6. Hardware Interaction Flow

1. Parse /proc/interrupts → Count IRQs per CPU
2. Calculate load per IRQ (irq_count - last_irq_count)
3. Aggregate load up hierarchy (CPU → Cache → Package → NUMA)
4. Identify imbalanced objects (std_deviation analysis)
5. Select IRQs for migration (move_candidate_irqs)
6. Calculate best placement (find_best_object)
7. Write to /proc/irq/N/smp_affinity → Kernel updates APIC/GIC
8. Hardware routes future interrupts to new CPU(s)

IRQ Affinity Write Path (irqbalance → kernel)

1. User Space (irqbalance) writes to:

  • /proc/irq/<irq_num>/smp_affinity (hex format)
  • /proc/irq/<irq_num>/smp_affinity_list (list format)

2. Kernel Entry Point (kernel/irq/proc.c):

  • write_irq_affinity()irq_set_affinity()

3. Generic IRQ Layer (kernel/irq/manage.c):

  • irq_set_affinity()__irq_set_affinity()
  • irq_set_affinity_locked()irq_try_set_affinity()
  • irq_do_set_affinity() → calls chip->irq_set_affinity()

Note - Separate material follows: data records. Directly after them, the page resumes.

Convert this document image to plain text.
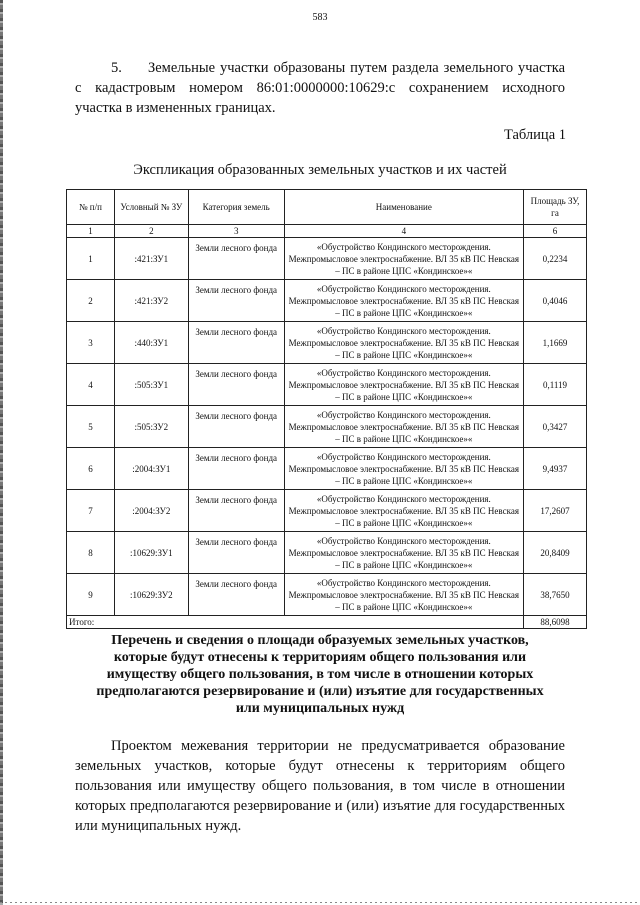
583
5. Земельные участки образованы путем раздела земельного участка с кадастровым номером 86:01:0000000:10629:с сохранением исходного участка в измененных границах.
Таблица 1
Экспликация образованных земельных участков и их частей
№ п/п	Условный № ЗУ	Категория земель	Наименование	Площадь ЗУ, га
1	2	3	4	6
1	:421:ЗУ1	Земли лесного фонда	«Обустройство Кондинского месторождения. Межпромысловое электроснабжение. ВЛ 35 кВ ПС Невская – ПС в районе ЦПС «Кондинское»«	0,2234
2	:421:ЗУ2	Земли лесного фонда	«Обустройство Кондинского месторождения. Межпромысловое электроснабжение. ВЛ 35 кВ ПС Невская – ПС в районе ЦПС «Кондинское»«	0,4046
3	:440:ЗУ1	Земли лесного фонда	«Обустройство Кондинского месторождения. Межпромысловое электроснабжение. ВЛ 35 кВ ПС Невская – ПС в районе ЦПС «Кондинское»«	1,1669
4	:505:ЗУ1	Земли лесного фонда	«Обустройство Кондинского месторождения. Межпромысловое электроснабжение. ВЛ 35 кВ ПС Невская – ПС в районе ЦПС «Кондинское»«	0,1119
5	:505:ЗУ2	Земли лесного фонда	«Обустройство Кондинского месторождения. Межпромысловое электроснабжение. ВЛ 35 кВ ПС Невская – ПС в районе ЦПС «Кондинское»«	0,3427
6	:2004:ЗУ1	Земли лесного фонда	«Обустройство Кондинского месторождения. Межпромысловое электроснабжение. ВЛ 35 кВ ПС Невская – ПС в районе ЦПС «Кондинское»«	9,4937
7	:2004:ЗУ2	Земли лесного фонда	«Обустройство Кондинского месторождения. Межпромысловое электроснабжение. ВЛ 35 кВ ПС Невская – ПС в районе ЦПС «Кондинское»«	17,2607
8	:10629:ЗУ1	Земли лесного фонда	«Обустройство Кондинского месторождения. Межпромысловое электроснабжение. ВЛ 35 кВ ПС Невская – ПС в районе ЦПС «Кондинское»«	20,8409
9	:10629:ЗУ2	Земли лесного фонда	«Обустройство Кондинского месторождения. Межпромысловое электроснабжение. ВЛ 35 кВ ПС Невская – ПС в районе ЦПС «Кондинское»«	38,7650
Итого:				88,6098
Перечень и сведения о площади образуемых земельных участков, которые будут отнесены к территориям общего пользования или имуществу общего пользования, в том числе в отношении которых предполагаются резервирование и (или) изъятие для государственных или муниципальных нужд
Проектом межевания территории не предусматривается образование земельных участков, которые будут отнесены к территориям общего пользования или имуществу общего пользования, в том числе в отношении которых предполагаются резервирование и (или) изъятие для государственных или муниципальных нужд.
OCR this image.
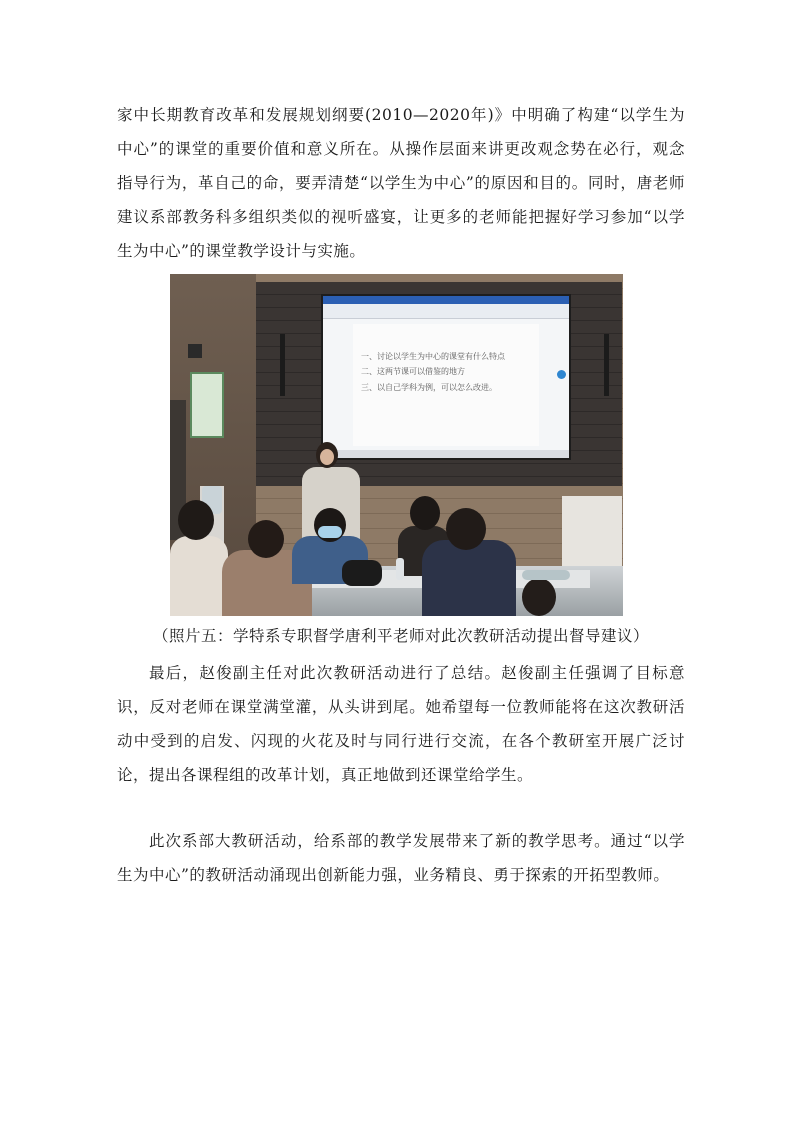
家中长期教育改革和发展规划纲要(2010—2020年)》中明确了构建“以学生为中心”的课堂的重要价值和意义所在。从操作层面来讲更改观念势在必行，观念指导行为，革自己的命，要弄清楚“以学生为中心”的原因和目的。同时，唐老师建议系部教务科多组织类似的视听盛宴，让更多的老师能把握好学习参加“以学生为中心”的课堂教学设计与实施。

一、讨论以学生为中心的课堂有什么特点
二、这两节课可以借鉴的地方
三、以自己学科为例，可以怎么改进。
（照片五：学特系专职督学唐利平老师对此次教研活动提出督导建议）

最后，赵俊副主任对此次教研活动进行了总结。赵俊副主任强调了目标意识，反对老师在课堂满堂灌，从头讲到尾。她希望每一位教师能将在这次教研活动中受到的启发、闪现的火花及时与同行进行交流，在各个教研室开展广泛讨论，提出各课程组的改革计划，真正地做到还课堂给学生。

此次系部大教研活动，给系部的教学发展带来了新的教学思考。通过“以学生为中心”的教研活动涌现出创新能力强，业务精良、勇于探索的开拓型教师。
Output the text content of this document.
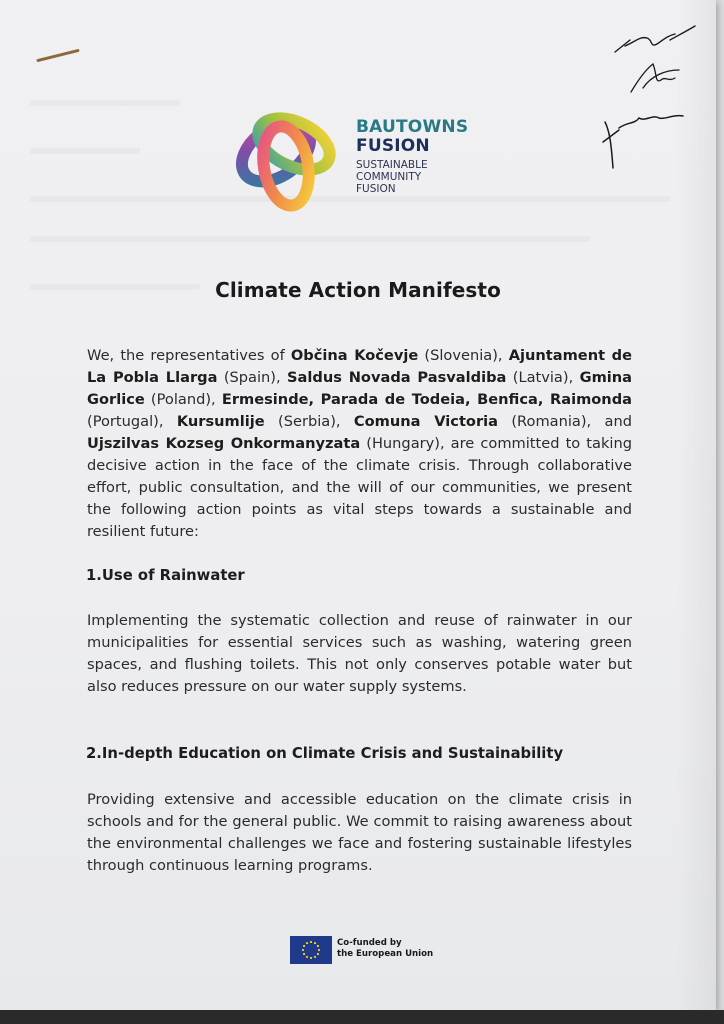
BAUTOWNS
FUSION
SUSTAINABLE
COMMUNITY
FUSION
Climate Action Manifesto
We, the representatives of Občina Kočevje (Slovenia), Ajuntament de La Pobla Llarga (Spain), Saldus Novada Pasvaldiba (Latvia), Gmina Gorlice (Poland), Ermesinde, Parada de Todeia, Benfica, Raimonda (Portugal), Kursumlije (Serbia), Comuna Victoria (Romania), and Ujszilvas Kozseg Onkormanyzata (Hungary), are committed to taking decisive action in the face of the climate crisis. Through collaborative effort, public consultation, and the will of our communities, we present the following action points as vital steps towards a sustainable and resilient future:
1.Use of Rainwater
Implementing the systematic collection and reuse of rainwater in our municipalities for essential services such as washing, watering green spaces, and flushing toilets. This not only conserves potable water but also reduces pressure on our water supply systems.
2.In-depth Education on Climate Crisis and Sustainability
Providing extensive and accessible education on the climate crisis in schools and for the general public. We commit to raising awareness about the environmental challenges we face and fostering sustainable lifestyles through continuous learning programs.
Co-funded by
the European Union
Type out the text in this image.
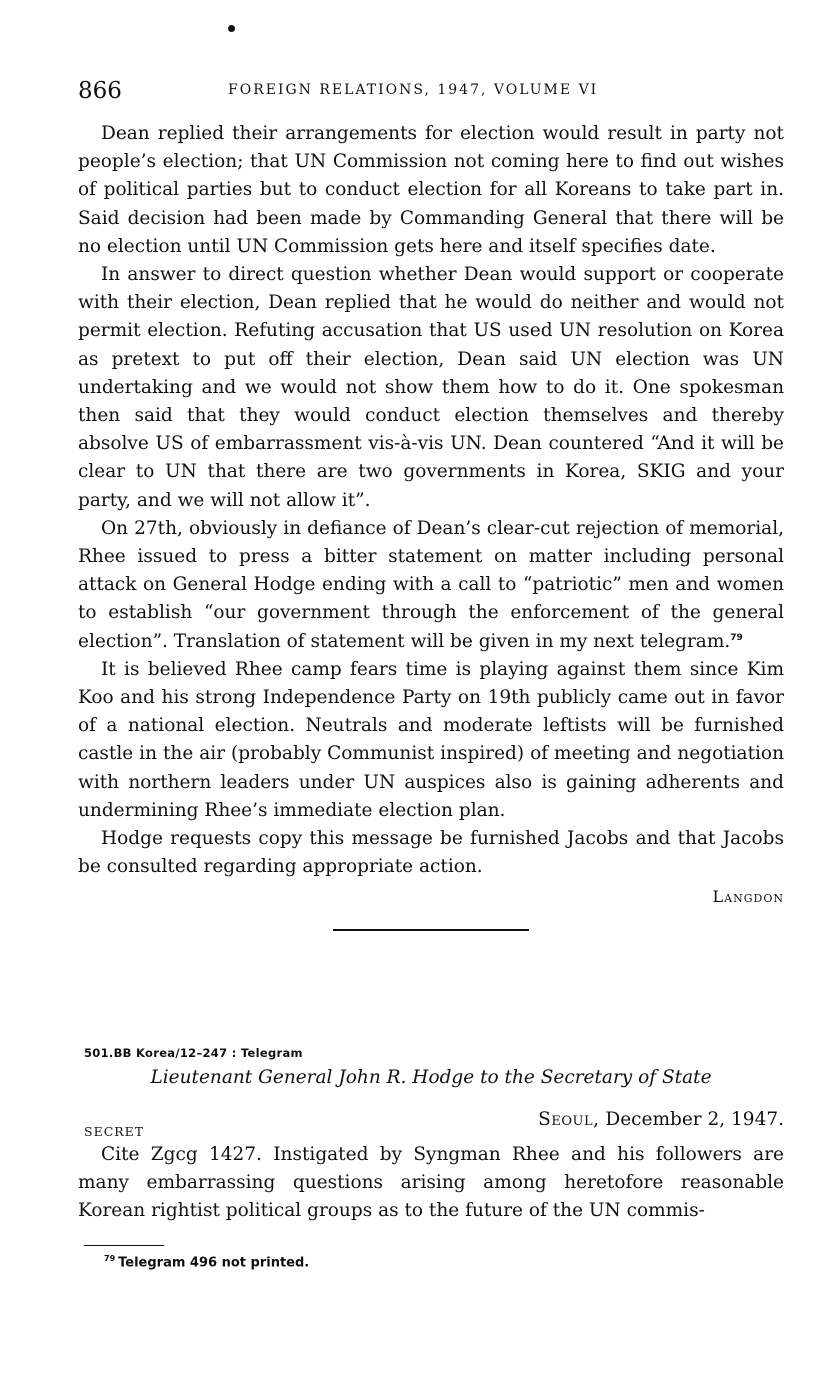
866	FOREIGN RELATIONS, 1947, VOLUME VI

Dean replied their arrangements for election would result in party not people’s election; that UN Commission not coming here to find out wishes of political parties but to conduct election for all Koreans to take part in. Said decision had been made by Commanding General that there will be no election until UN Commission gets here and itself specifies date.

In answer to direct question whether Dean would support or cooperate with their election, Dean replied that he would do neither and would not permit election. Refuting accusation that US used UN resolution on Korea as pretext to put off their election, Dean said UN election was UN undertaking and we would not show them how to do it. One spokesman then said that they would conduct election themselves and thereby absolve US of embarrassment vis-à-vis UN. Dean countered “And it will be clear to UN that there are two governments in Korea, SKIG and your party, and we will not allow it”.

On 27th, obviously in defiance of Dean’s clear-cut rejection of memorial, Rhee issued to press a bitter statement on matter including personal attack on General Hodge ending with a call to “patriotic” men and women to establish “our government through the enforcement of the general election”. Translation of statement will be given in my next telegram.$^{79}$

It is believed Rhee camp fears time is playing against them since Kim Koo and his strong Independence Party on 19th publicly came out in favor of a national election. Neutrals and moderate leftists will be furnished castle in the air (probably Communist inspired) of meeting and negotiation with northern leaders under UN auspices also is gaining adherents and undermining Rhee’s immediate election plan.

Hodge requests copy this message be furnished Jacobs and that Jacobs be consulted regarding appropriate action.

Langdon
501.BB Korea/12–247 : Telegram
Lieutenant General John R. Hodge to the Secretary of State
SECRET
Seoul, December 2, 1947.

Cite Zgcg 1427. Instigated by Syngman Rhee and his followers are many embarrassing questions arising among heretofore reasonable Korean rightist political groups as to the future of the UN commis-

$^{79}$ Telegram 496 not printed.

4. XIVE IRQ Chip Handler (arch/powerpc/sysdev/xive/common.c):

  • xive_irq_set_affinity():
    • Validates the new CPU mask
    • Picks a target CPU using xive_pick_irq_target()
    • Calls xive_ops->configure_irq() with:
      • Hardware IRQ number
      • Physical CPU ID via get_hard_smp_processor_id(target)
      • Priority
      • Linux IRQ number

XIVE Programming (Hardware Configuration)

For SPAPR (PowerVM/LPAR) - Hypervisor Call:

  • xive_spapr_configure_irq() (arch/powerpc/sysdev/xive/spapr.c, line 450)
  • Makes H_INT_SET_SOURCE_CONFIG hypercall
  • Hypervisor programs the XIVE interrupt controller

For Native/Bare Metal (PowerNV) - OPAL Call:

  • xive_native_configure_irq() (arch/powerpc/sysdev/xive/native.c, line 99)
  • Calls opal_xive_set_irq_config()
  • OPAL firmware programs the XIVE hardware directly

Key Points:

  1. Affinity Storage: The affinity mask is stored in desc->irq_common_data.affinity
  2. Target Selection: XIVE tries to pick CPUs on the same chip as the interrupt source for better performance
  3. Hardware Programming: The actual target CPU is programmed into XIVE via either hypervisor (H_INT_SET_SOURCE_CONFIG) or OPAL (opal_xive_set_irq_config)
  4. Effective Affinity: Can be read from /proc/irq/<irq>/effective_affinity to see where the IRQ is actually routed

The flow is: irqbalance → /proc/irq/N/smp_affinity → generic IRQ layer → XIVE chip driver → hypervisor/OPAL → XIVE hardware

Summary

The cache domain hierarchy ensures IRQs are placed to minimize cache misses. CPU selection happens when load imbalance exceeds statistical thresholds (standard deviation from average), with configurable migration ratios to prevent thrashing. The “hint” to hardware is actually a kernel interface (smp_affinity) that programs the interrupt controller to route interrupts to specific CPUs.